Belirtilen gerekçelerle hukuka aykırı bulunan dava konusu işlemin iptaline karar verilmiştir.

TEMYİZ EDENİN İDDİALARI : Davalı idare tarafından, şikâyet ve itirazen şikâyet başvuru yolları tüketilmeden dava açıldığından merciine tevdi kararı verilmesi gerektiği, dava konusu ihale sonrasında davacı ile sözleşme imzalandığından davanın konusunun kalmadığı ileri sürülmektedir.

KARŞI TARAFIN SAVUNMASI : Davacı tarafından savunma verilmemiştir.

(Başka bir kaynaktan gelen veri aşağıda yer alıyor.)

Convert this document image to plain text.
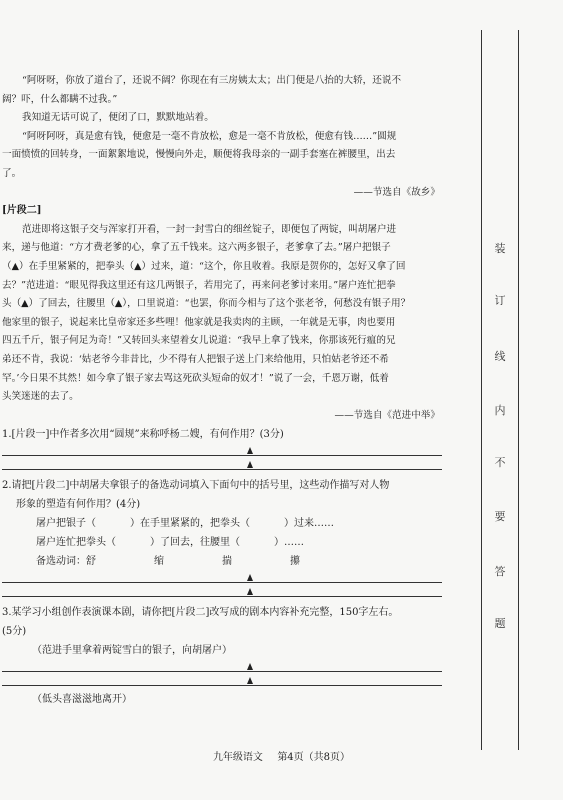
“阿呀呀，你放了道台了，还说不阔？你现在有三房姨太太；出门便是八抬的大轿，还说不

阔？吓，什么都瞒不过我。”

我知道无话可说了，便闭了口，默默地站着。

“阿呀阿呀，真是愈有钱，便愈是一毫不肯放松，愈是一毫不肯放松，便愈有钱……”圆规

一面愤愤的回转身，一面絮絮地说，慢慢向外走，顺便将我母亲的一副手套塞在裤腰里，出去

了。

——节选自《故乡》

[片段二]

范进即将这银子交与浑家打开看，一封一封雪白的细丝锭子，即便包了两锭，叫胡屠户进

来，递与他道：“方才费老爹的心，拿了五千钱来。这六两多银子，老爹拿了去。”屠户把银子

（▲）在手里紧紧的，把拳头（▲）过来，道：“这个，你且收着。我原是贺你的，怎好又拿了回

去？”范进道：“眼见得我这里还有这几两银子，若用完了，再来问老爹讨来用。”屠户连忙把拳

头（▲）了回去，往腰里（▲），口里说道：“也罢，你而今相与了这个张老爷，何愁没有银子用？

他家里的银子，说起来比皇帝家还多些哩！他家就是我卖肉的主顾，一年就是无事，肉也要用

四五千斤，银子何足为奇！”又转回头来望着女儿说道：“我早上拿了钱来，你那该死行瘟的兄

弟还不肯，我说：‘姑老爷今非昔比，少不得有人把银子送上门来给他用，只怕姑老爷还不希

罕。’今日果不其然！如今拿了银子家去骂这死砍头短命的奴才！”说了一会，千恩万谢，低着

头笑迷迷的去了。

——节选自《范进中举》

1.[片段一]中作者多次用“圆规”来称呼杨二嫂，有何作用？(3分)

2.请把[片段二]中胡屠夫拿银子的备选动词填入下面句中的括号里，这些动作描写对人物

形象的塑造有何作用？(4分)

屠户把银子（	）在手里紧紧的，把拳头（	）过来……

屠户连忙把拳头（	）了回去，往腰里（	）……

备选动词：舒	缩	揣	攥

3.某学习小组创作表演课本剧，请你把[片段二]改写成的剧本内容补充完整，150字左右。

(5分)

（范进手里拿着两锭雪白的银子，向胡屠户）

（低头喜滋滋地离开）

装
订
线
内
不
要
答
题
九年级语文 第4页（共8页）
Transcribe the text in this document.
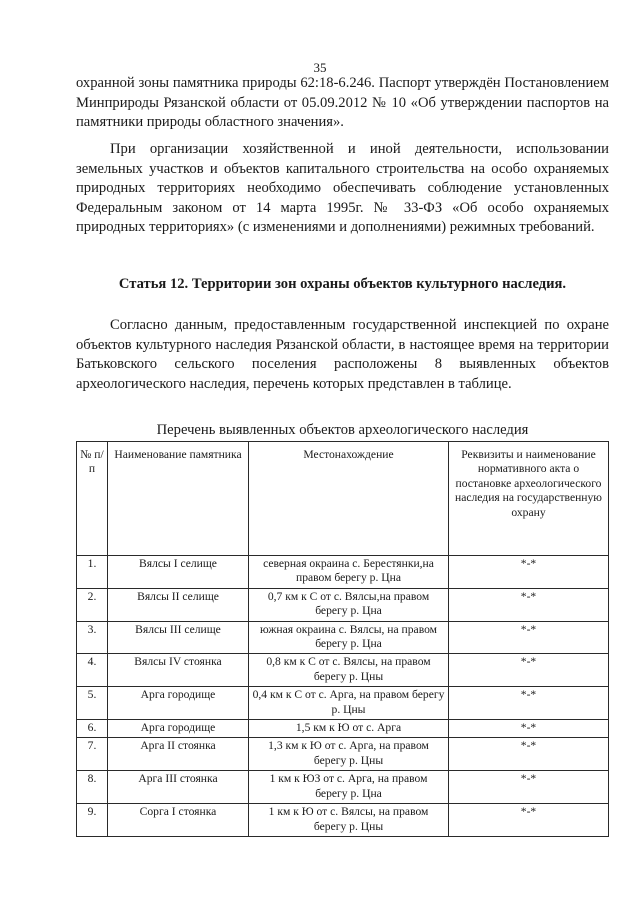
35

охранной зоны памятника природы 62:18-6.246. Паспорт утверждён Постановлением Минприроды Рязанской области от 05.09.2012 № 10 «Об утверждении паспортов на памятники природы областного значения».

При организации хозяйственной и иной деятельности, использовании земельных участков и объектов капитального строительства на особо охраняемых природных территориях необходимо обеспечивать соблюдение установленных Федеральным законом от 14 марта 1995г. № 33-ФЗ «Об особо охраняемых природных территориях» (с изменениями и дополнениями) режимных требований.

Статья 12. Территории зон охраны объектов культурного наследия.

Согласно данным, предоставленным государственной инспекцией по охране объектов культурного наследия Рязанской области, в настоящее время на территории Батьковского сельского поселения расположены 8 выявленных объектов археологического наследия, перечень которых представлен в таблице.

Перечень выявленных объектов археологического наследия
№ п/п	Наименование памятника	Местонахождение	Реквизиты и наименование нормативного акта о постановке археологического наследия на государственную охрану
1.	Вялсы I селище	северная окраина с. Берестянки,на правом берегу р. Цна	*-*
2.	Вялсы II селище	0,7 км к С от с. Вялсы,на правом берегу р. Цна	*-*
3.	Вялсы III селище	южная окраина с. Вялсы, на правом берегу р. Цна	*-*
4.	Вялсы IV стоянка	0,8 км к С от с. Вялсы, на правом берегу р. Цны	*-*
5.	Арга городище	0,4 км к С от с. Арга, на правом берегу р. Цны	*-*
6.	Арга городище	1,5 км к Ю от с. Арга	*-*
7.	Арга II стоянка	1,3 км к Ю от с. Арга, на правом берегу р. Цны	*-*
8.	Арга III стоянка	1 км к ЮЗ от с. Арга, на правом берегу р. Цна	*-*
9.	Сорга I стоянка	1 км к Ю от с. Вялсы, на правом берегу р. Цны	*-*
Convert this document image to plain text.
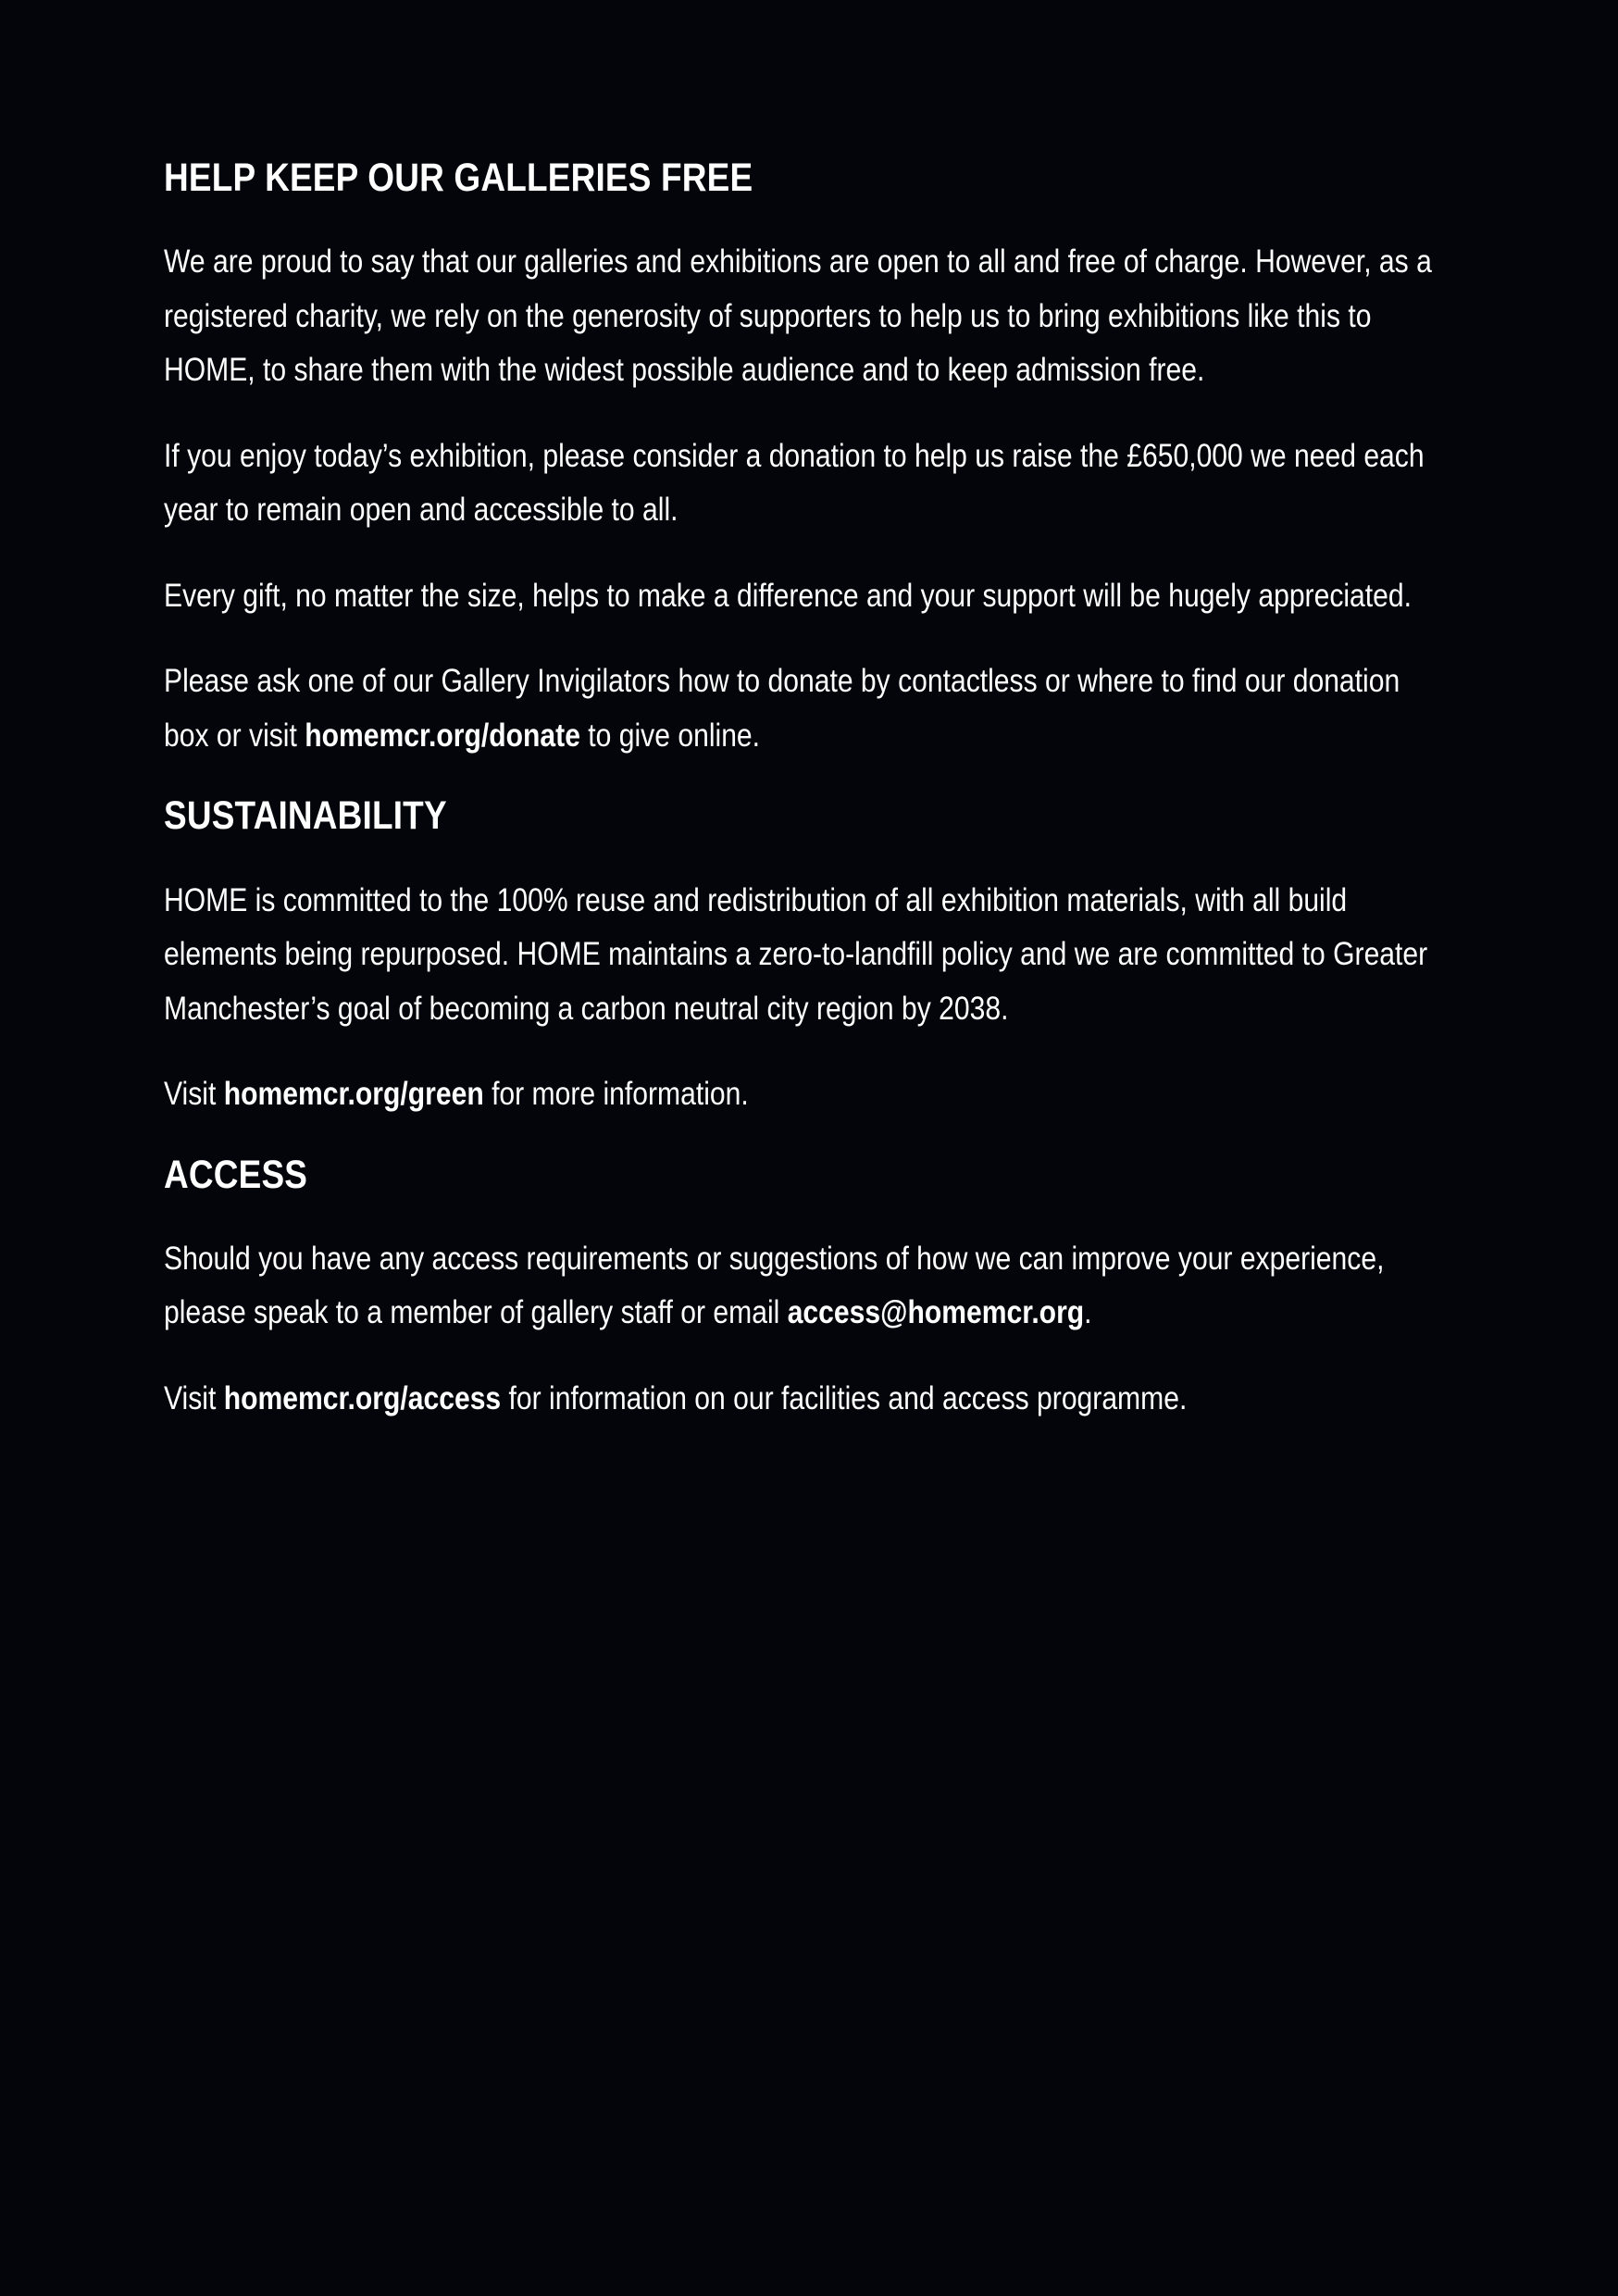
HELP KEEP OUR GALLERIES FREE

We are proud to say that our galleries and exhibitions are open to all and free of charge. However, as a registered charity, we rely on the generosity of supporters to help us to bring exhibitions like this to HOME, to share them with the widest possible audience and to keep admission free.

If you enjoy today’s exhibition, please consider a donation to help us raise the £650,000 we need each year to remain open and accessible to all.

Every gift, no matter the size, helps to make a difference and your support will be hugely appreciated.

Please ask one of our Gallery Invigilators how to donate by contactless or where to find our donation box or visit homemcr.org/donate to give online.

SUSTAINABILITY

HOME is committed to the 100% reuse and redistribution of all exhibition materials, with all build elements being repurposed. HOME maintains a zero-to-landfill policy and we are committed to Greater Manchester’s goal of becoming a carbon neutral city region by 2038.

Visit homemcr.org/green for more information.

ACCESS

Should you have any access requirements or suggestions of how we can improve your experience, please speak to a member of gallery staff or email access@homemcr.org.

Visit homemcr.org/access for information on our facilities and access programme.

DANIŞTAY TETKİK HÂKİMİ … ‘İN DÜŞÜNCESİ : Temyiz isteminin reddi ile usul ve yasaya uygun olan İdare Mahkemesi kararının onanması gerektiği düşünülmektedir.

TÜRK MİLLETİ ADINA
Karar veren Danıştay Onüçüncü Dairesi’nce, Tetkik Hâkiminin açıklamaları dinlendikten ve dosyadaki belgeler incelendikten sonra gereği görüşüldü:

HUKUKİ DEĞERLENDİRME :
İdare ve vergi mahkemelerinin nihai kararlarının temyizen bozulması, 2577 sayılı İdari Yargılama Usulü Kanunu’nun 49. maddesinde yer alan sebeplerden birinin varlığı hâlinde mümkündür.
Temyizen incelenen karar usul ve hukuka uygun olup, dilekçede ileri sürülen temyiz nedenleri kararın bozulmasını gerektirecek nitelikte görülmemiştir.

KARAR SONUCU:
Açıklanan nedenlerle;
1. Davalının temyiz isteminin reddine,
2. Dava konusu işlemin yukarıda özetlenen gerekçeyle iptali yolundaki … İdare Mahkemesi’nin … tarih ve E:… , K:… sayılı temyize konu kararında, 2577 sayılı İdari Yargılama Usulü Kanunu’nun 49. maddesinde sayılan bozma nedenlerinden hiçbirisi bulunmadığından anılan Mahkeme kararının ONANMASINA,
3. Temyiz giderlerinin istemde bulunan üzerinde bırakılmasına,
4. Posta giderleri avansından artan tutarın davalıya iadesine,
5. Dosyanın anılan Mahkeme’ye gönderilmesine,
6. 2577 sayılı Kanun’un 20/A maddesinin ikinci fıkrasının (i) bendi uyarınca kesin olarak (karar düzeltme yolu kapalı olmak üzere), 17/01/2023 tarihinde oybirliğiyle karar verildi.